In cases of uncertainty regarding the role of PTH and the CaSR in hypercalcemic patients, the CaSR agonist cinacalcet may be of use as a diagnostic tool. Cinacalcet is a calcimimetic that increases the sensitivity of the CaSR in both the parathyroid gland and kidney to calcium. In patients with hyperparathyroidism or CaSR-mediated hypercalcemia, cinacalcet should lower PTH and increase renal calcium excretion thus lowering serum calcium [26]. In our case, we hypothesized the administration of cinacalcet would result in a decrease in serum calcium if our patient’s hypercalcemia was indeed PTH/CaSR-mediated. Her biochemical response to this test (calcium normalization and further suppression of PTH) confirmed our theory. With the concomitant knowledge of the family history of hypercalcemia, it was then logical to pursue genetic testing for FHH.

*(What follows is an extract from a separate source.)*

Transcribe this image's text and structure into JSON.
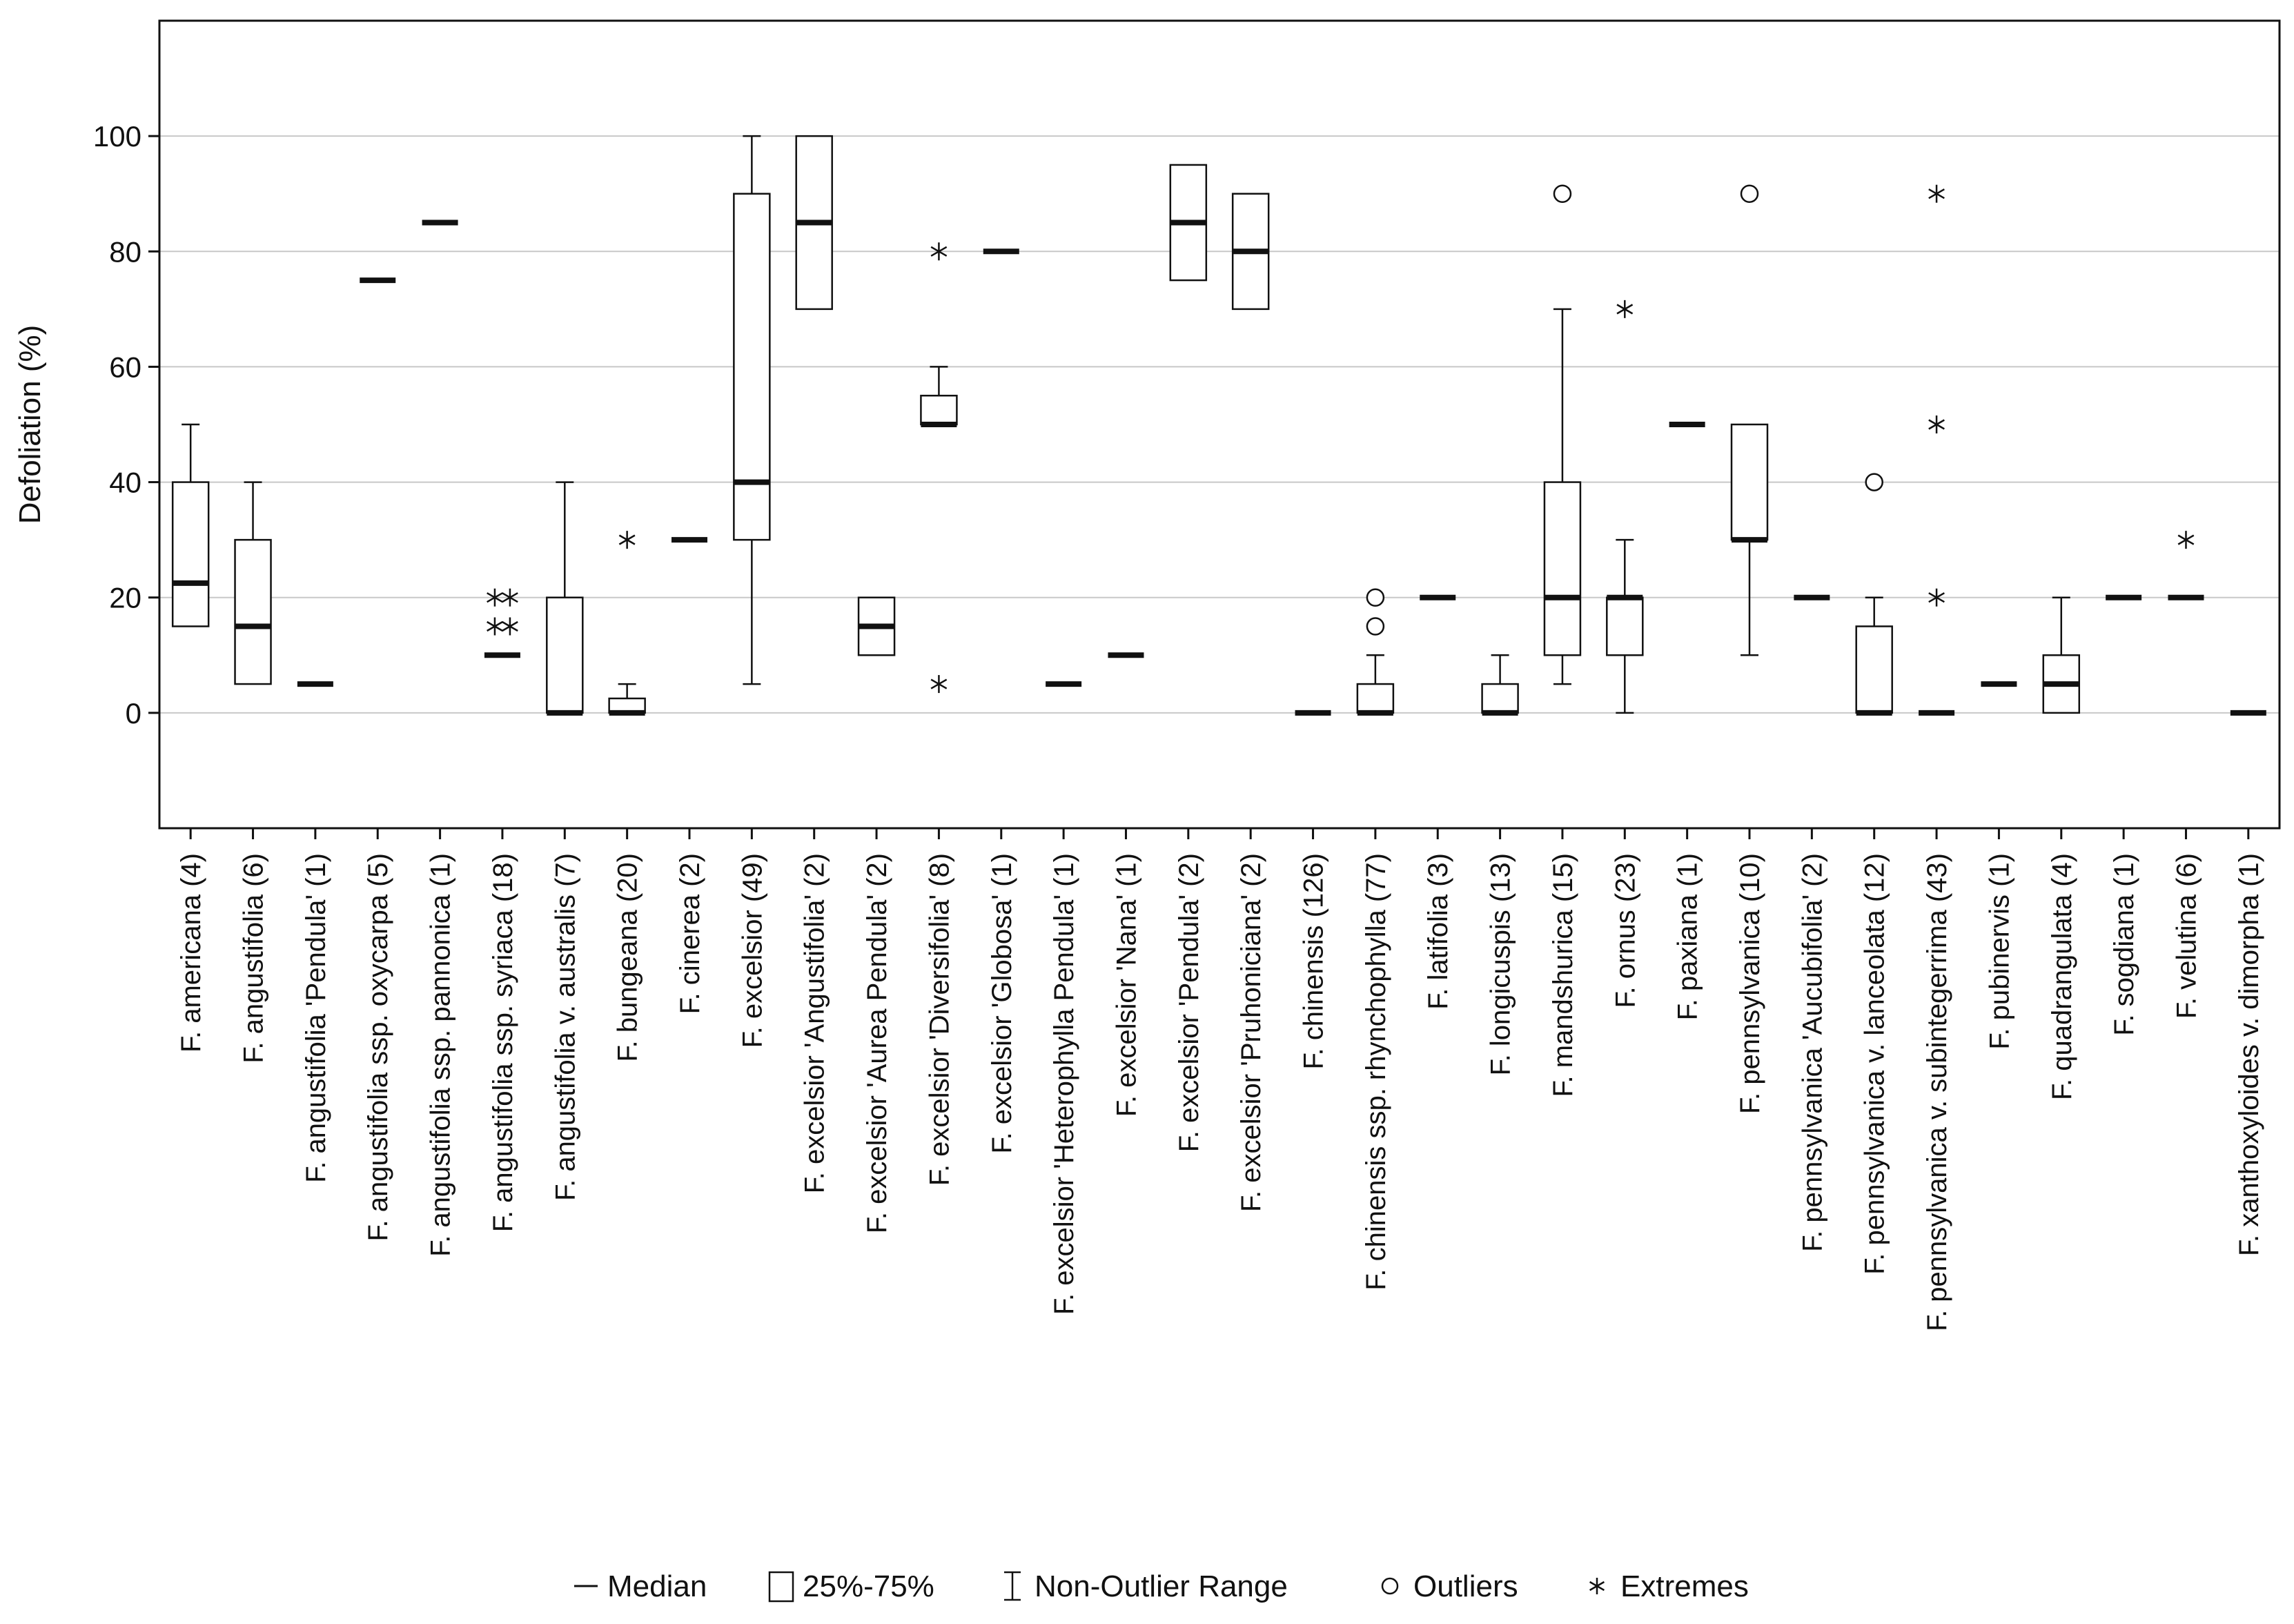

The use of cinacalcet as a diagnostic tool for routine PHPT has been described previously by Cailleux et al. [26]. The authors found 60 mg of cinacalcet provided similar PTH lowering results as the potentially more dangerous calcium loading test [26]. Although their patient population did not include atypical or FHH patients, this study provides evidence that the use of cinacalcet is safe, effective, and has many potential applications as a diagnostic test where PTH levels are equivocal in the face of hypercalcemia.

Conclusion

We report a case of FHH1 that presented with familial hypercalcemia, suppressed serum PTH, and normocalciuria caused by a novel inactivating CaSR mutation. The underlying mechanism of her atypical biochemistry reminds clinicians to maintain a high index of suspicion for FHH in cases of familial hypercalcemia. Our case contributes to the growing knowledge of the expanding clinical and biochemical spectrum of CaSR inactivating mutations and affords an innovative approach to evaluating biochemically uncertain familial hypercalcemia with cinacalcet before pursuing expensive genetic analysis.